Шрифт:
— А если они выдвинут вперед боевое охранение?
— Вряд ли. Ведь мы его сегодня не заметили.
— Какими силами решили атаковать?
— В атаку поведу 2-й и 3-й батальоны. 1-й, он у меня самый обстрелянный, оставлю в резерве, на случай удара в штыки.
— Тогда, Михаил Антонович, Бог вам в помощь…
…Ночной бой за Белую Глину закипел во втором часу ночи.
Опасения Дроздовского оправдались: противник «выкинул» перед позицией так называемую пулеметную батарею. Или, иначе говоря, расположил в удобном месте пулеметную засаду, о которой белые не прознали.

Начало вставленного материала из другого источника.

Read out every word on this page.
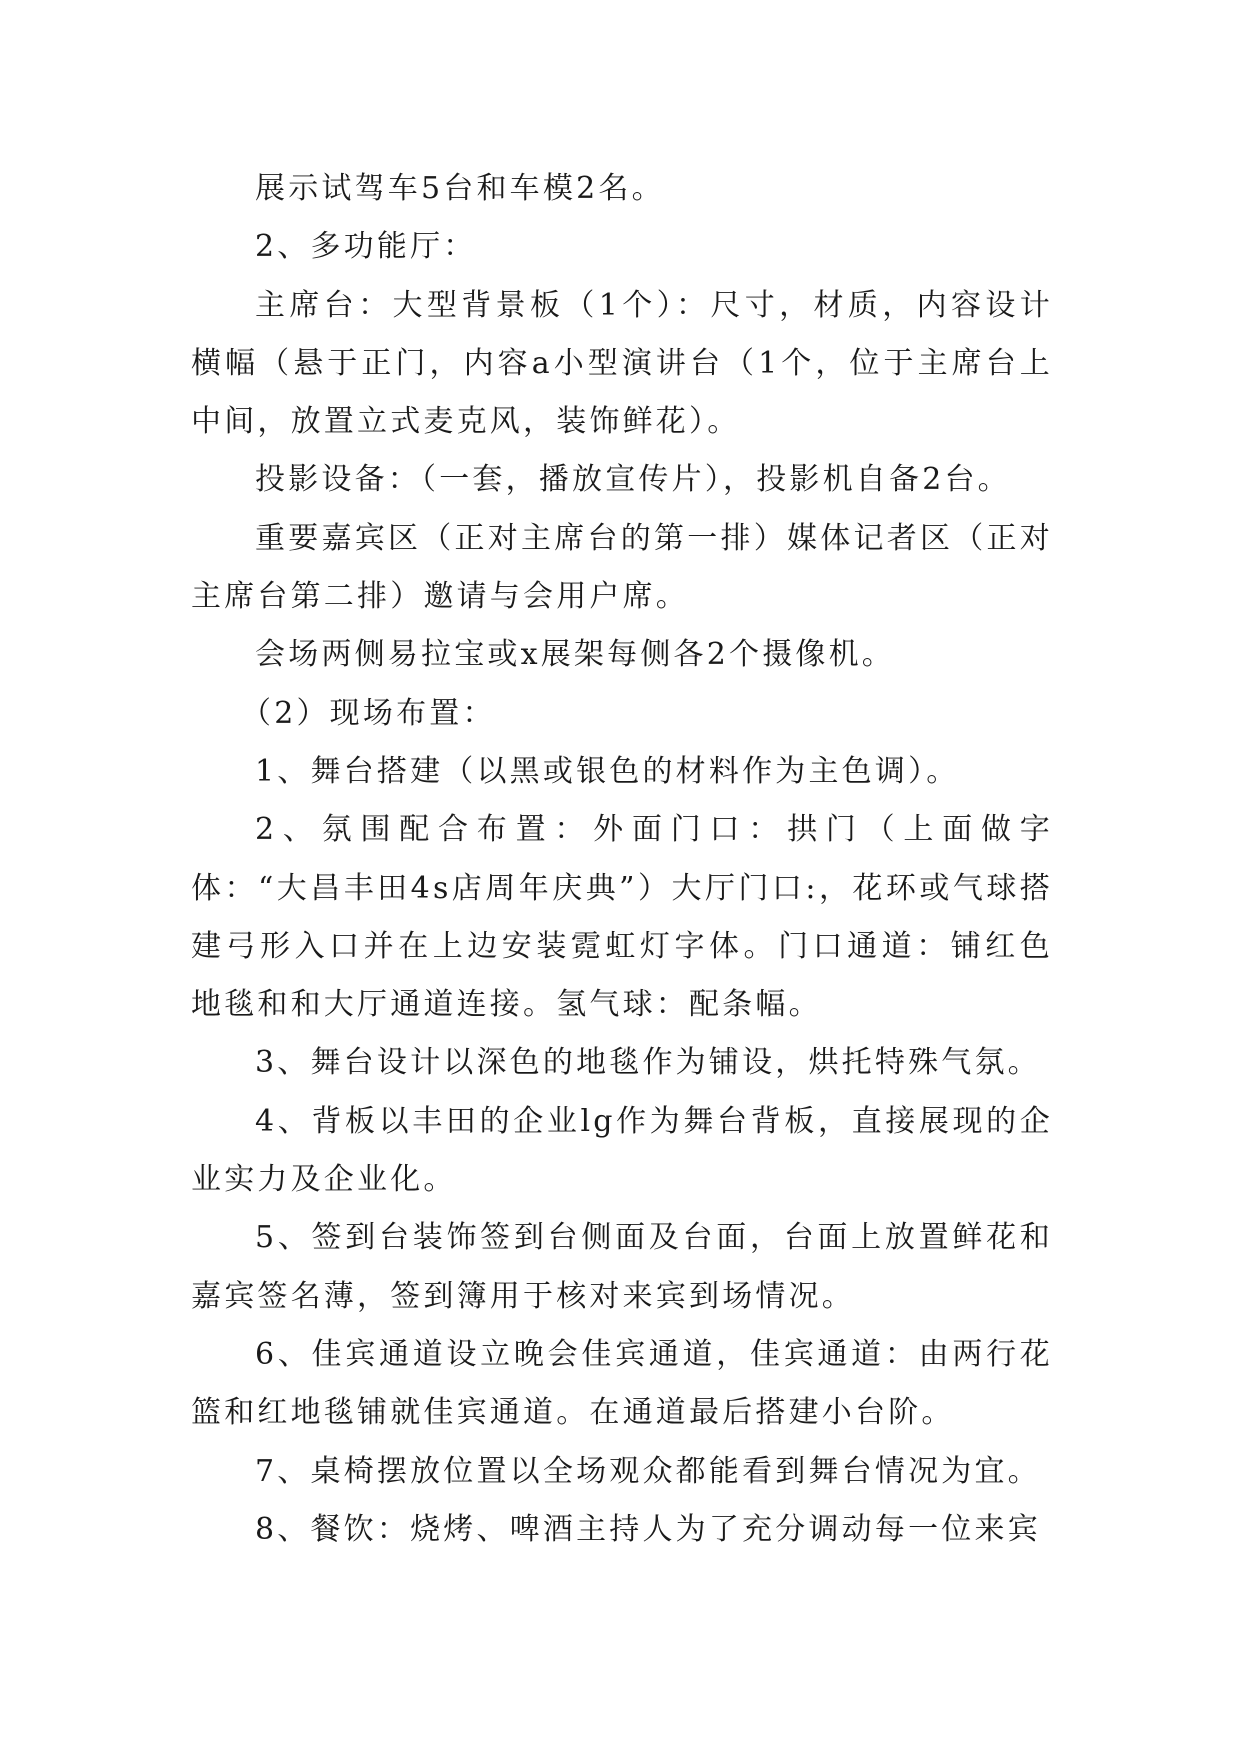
展示试驾车5台和车模2名。

2、多功能厅：

主席台：大型背景板（1个）：尺寸，材质，内容设计横幅（悬于正门，内容a小型演讲台（1个，位于主席台上中间，放置立式麦克风，装饰鲜花）。

投影设备：（一套，播放宣传片），投影机自备2台。

重要嘉宾区（正对主席台的第一排）媒体记者区（正对主席台第二排）邀请与会用户席。

会场两侧易拉宝或x展架每侧各2个摄像机。

（2）现场布置：

1、舞台搭建（以黑或银色的材料作为主色调）。

2、氛围配合布置：外面门口：拱门（上面做字体：“大昌丰田4s店周年庆典”）大厅门口:，花环或气球搭建弓形入口并在上边安装霓虹灯字体。门口通道：铺红色地毯和和大厅通道连接。氢气球：配条幅。

3、舞台设计以深色的地毯作为铺设，烘托特殊气氛。

4、背板以丰田的企业lg作为舞台背板，直接展现的企业实力及企业化。

5、签到台装饰签到台侧面及台面，台面上放置鲜花和嘉宾签名薄，签到簿用于核对来宾到场情况。

6、佳宾通道设立晚会佳宾通道，佳宾通道：由两行花篮和红地毯铺就佳宾通道。在通道最后搭建小台阶。

7、桌椅摆放位置以全场观众都能看到舞台情况为宜。

8、餐饮：烧烤、啤酒主持人为了充分调动每一位来宾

Полковник Жебрак-Русанович лично повел в атаку два батальона стрелков. Рядом с ним шел весь его небольшой полковой штаб — девять офицеров. Внезапности ночной атаки не получилось, и виной тому стала пулеметная батарея красных, «выброшенная» вперед линии наспех отрытых в степи окопов. Засада вовремя заметила приближение молчаливых цепей белогвардейцев к Белой Глине: часовые в ночи здесь не дремали.
По воле судьбы именно полковой штаб вместе с Жебраком-Русановичем вышел прямо на засаду, которая удачно расположилась на небольшом взгорке. Несколько пулеметов по команде открыли в ночи огонь, что называется, в упор. Цепь «дроздов» залегла, а полк остался без единого штабного офицера. В ночи с пулевого залпа пулеметной батареи и начался огневой бой, который продолжался до самого утра. Белым, залегшим в голой степи, приходилось беречь патроны.
«Ночь кипела от огня». Туркул в своих мемуарах писал о том, как его 2-й Офицерский стрелковый полк брал Белую Глину, так:
«…На рассвете поднялся в атаку наш 1-й батальон. Едва светало, еще ходил туман. Командир пулеметного взвода 2-й роты поручик Мелентий Димитраш заметил в утренней мгле цепи большевиков. Я тоже видел их тени и перебежку в тумане. Красные собирались нас атаковать.
Димитраш — он почему-то был без фуражки, я помню, как ветер трепал его рыжеватые волосы, помню, как сухо светились его зеленоватые рысьи глаза, — вышел с пулеметом перед нашей цепью. Он сам сел за пулемет и открыл огонь. Через несколько мгновений цепи красных залегли. Димитраш с его отчаянным, дерзким хладнокровием был удивительным стрелком-пулеметчиком. Он срезал цепи красных.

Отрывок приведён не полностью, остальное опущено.